Recently, MiniMax announced the launch of its new model, MiniMax-M1, which is the world's first open-source large-scale hybrid architecture inference model. It has demonstrated outstanding performance in productivity-oriented complex scenarios and stands out among open-source models. MiniMax-M1 not only surpasses domestic closed-source models but also approaches the level of the most advanced overseas models while maintaining the highest cost-effectiveness in the industry.

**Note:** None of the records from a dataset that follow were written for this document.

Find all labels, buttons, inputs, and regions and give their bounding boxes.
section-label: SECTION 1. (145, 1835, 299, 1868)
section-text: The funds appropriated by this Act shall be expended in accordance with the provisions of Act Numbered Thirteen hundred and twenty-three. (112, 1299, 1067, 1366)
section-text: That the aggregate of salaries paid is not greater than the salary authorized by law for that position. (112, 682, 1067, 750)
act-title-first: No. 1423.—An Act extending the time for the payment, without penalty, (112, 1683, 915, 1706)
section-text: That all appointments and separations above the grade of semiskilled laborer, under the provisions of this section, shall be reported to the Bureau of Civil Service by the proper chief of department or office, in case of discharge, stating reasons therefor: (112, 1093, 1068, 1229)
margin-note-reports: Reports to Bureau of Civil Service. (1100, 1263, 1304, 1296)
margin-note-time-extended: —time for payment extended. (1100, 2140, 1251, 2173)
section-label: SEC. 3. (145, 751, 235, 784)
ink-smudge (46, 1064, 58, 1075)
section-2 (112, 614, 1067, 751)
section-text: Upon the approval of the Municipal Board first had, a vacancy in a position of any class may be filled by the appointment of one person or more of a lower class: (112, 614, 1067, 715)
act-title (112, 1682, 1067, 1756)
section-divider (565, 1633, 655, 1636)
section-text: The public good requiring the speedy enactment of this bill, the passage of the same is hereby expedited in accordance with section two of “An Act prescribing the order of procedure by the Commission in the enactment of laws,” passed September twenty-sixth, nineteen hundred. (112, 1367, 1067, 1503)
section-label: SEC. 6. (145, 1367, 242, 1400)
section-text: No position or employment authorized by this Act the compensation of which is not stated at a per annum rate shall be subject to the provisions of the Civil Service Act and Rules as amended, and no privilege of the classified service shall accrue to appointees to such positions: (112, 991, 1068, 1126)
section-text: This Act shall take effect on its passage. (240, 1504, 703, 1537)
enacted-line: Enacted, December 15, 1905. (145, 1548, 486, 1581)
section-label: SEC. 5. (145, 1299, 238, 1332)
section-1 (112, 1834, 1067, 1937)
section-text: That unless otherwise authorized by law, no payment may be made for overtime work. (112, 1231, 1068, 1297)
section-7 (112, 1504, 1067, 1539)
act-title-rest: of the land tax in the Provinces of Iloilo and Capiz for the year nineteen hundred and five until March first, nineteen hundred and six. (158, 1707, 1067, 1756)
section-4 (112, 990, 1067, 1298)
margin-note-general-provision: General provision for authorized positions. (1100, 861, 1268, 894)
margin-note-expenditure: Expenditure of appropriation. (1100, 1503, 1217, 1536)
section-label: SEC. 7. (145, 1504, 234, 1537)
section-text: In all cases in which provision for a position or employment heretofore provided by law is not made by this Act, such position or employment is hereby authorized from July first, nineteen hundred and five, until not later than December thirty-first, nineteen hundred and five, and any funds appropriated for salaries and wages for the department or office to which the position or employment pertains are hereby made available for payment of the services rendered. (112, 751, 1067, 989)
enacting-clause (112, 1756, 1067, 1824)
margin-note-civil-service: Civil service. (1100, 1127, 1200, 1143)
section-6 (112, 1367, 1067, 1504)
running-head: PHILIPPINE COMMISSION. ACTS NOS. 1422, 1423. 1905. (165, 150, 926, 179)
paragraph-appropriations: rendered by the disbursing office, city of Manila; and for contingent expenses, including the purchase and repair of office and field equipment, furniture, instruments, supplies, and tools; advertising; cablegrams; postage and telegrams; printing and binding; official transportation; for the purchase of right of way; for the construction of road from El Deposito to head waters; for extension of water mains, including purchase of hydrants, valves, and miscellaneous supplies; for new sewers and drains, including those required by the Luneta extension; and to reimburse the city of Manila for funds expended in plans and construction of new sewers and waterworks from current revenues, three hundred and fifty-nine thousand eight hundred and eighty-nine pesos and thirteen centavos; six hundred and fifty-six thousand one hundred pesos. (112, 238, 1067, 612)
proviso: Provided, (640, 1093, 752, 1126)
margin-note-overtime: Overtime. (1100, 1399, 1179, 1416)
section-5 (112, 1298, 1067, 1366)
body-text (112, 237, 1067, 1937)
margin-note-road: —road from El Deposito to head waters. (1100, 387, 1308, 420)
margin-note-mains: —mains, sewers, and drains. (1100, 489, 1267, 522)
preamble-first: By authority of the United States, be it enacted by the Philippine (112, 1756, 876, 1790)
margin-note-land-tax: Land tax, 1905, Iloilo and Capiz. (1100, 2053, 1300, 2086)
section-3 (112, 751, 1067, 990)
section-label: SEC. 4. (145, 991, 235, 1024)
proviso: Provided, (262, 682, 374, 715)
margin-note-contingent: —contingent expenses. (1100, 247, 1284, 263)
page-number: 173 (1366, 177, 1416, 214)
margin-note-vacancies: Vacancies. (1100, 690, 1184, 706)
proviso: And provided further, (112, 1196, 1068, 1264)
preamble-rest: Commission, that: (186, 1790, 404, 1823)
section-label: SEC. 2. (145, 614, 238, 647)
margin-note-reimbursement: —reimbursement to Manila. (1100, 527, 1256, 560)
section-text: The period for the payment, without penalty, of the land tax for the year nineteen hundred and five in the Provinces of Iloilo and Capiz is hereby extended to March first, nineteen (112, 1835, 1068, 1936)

A notable feature of MiniMax-M1 is its support for up to 1 million context inputs, comparable to Google Gemini2.5Pro, eight times that of DeepSeek R1, and capable of outputting up to 80,000 tokens of reasoning results. This achievement is due to MiniMax's proprietary hybrid architecture, primarily featuring lightning attention mechanisms, significantly improving efficiency when handling long context inputs and deep reasoning. For example, when performing deep reasoning with 80,000 tokens, MiniMax-M1 requires only about 30% of the computing power of DeepSeek R1, thus offering computational efficiency advantages during both training and reasoning processes.

WeChat_Screenshot_20250617090813.png

In addition, MiniMax proposed a faster reinforcement learning algorithm called CISPO, which improves reinforcement learning efficiency by pruning importance sampling weights. In AIME experiments, the convergence performance of the CISPO algorithm was twice as fast as other reinforcement learning algorithms, including DAPO recently proposed by ByteDance, significantly outperforming GRPO algorithms used earlier by DeepSeek. These technological innovations made the reinforcement training process of MiniMax-M1 extremely efficient, completing it in just three weeks using 512 H800s, with rental costs significantly reduced, being one order of magnitude lower than expected.

In terms of evaluation, MiniMax-M1 achieved excellent results on 17 mainstream evaluation sets in the industry. Especially in productivity-oriented complex scenarios such as software engineering, long context, and tool usage, MiniMax-M1 demonstrated significant advantages. For instance, on the SWE-bench validation benchmark, MiniMax-M1-40k and MiniMax-M1-80k scored 55.6% and 56.0%, respectively, slightly lower than DeepSeek-R1-0528’s 57.6%, but significantly outperformed other open-source weight models. Meanwhile, leveraging its million-level context window, MiniMax-M1 excelled in long context understanding tasks, surpassing all open-source weight models and even surpassing OpenAI o3 and Claude4Opus in some aspects, ranking second globally.

It is worth mentioning that MiniMax-M1 also leads all open-source weight models in the agent tool usage scenario (TAU-bench) and defeated Gemini-2.5Pro. Additionally, MiniMax-M1-80k consistently outperformed MiniMax-M1-40k in most benchmark tests, fully verifying the effectiveness of expanding computational resources during testing.

In terms of price, MiniMax-M1 maintains the lowest price in the industry. Users can use this model without limit for free on the MiniMax APP and Web and purchase API services at highly competitive prices through the official website. This initiative will undoubtedly further promote the popularization and application of MiniMax-M1 in the market.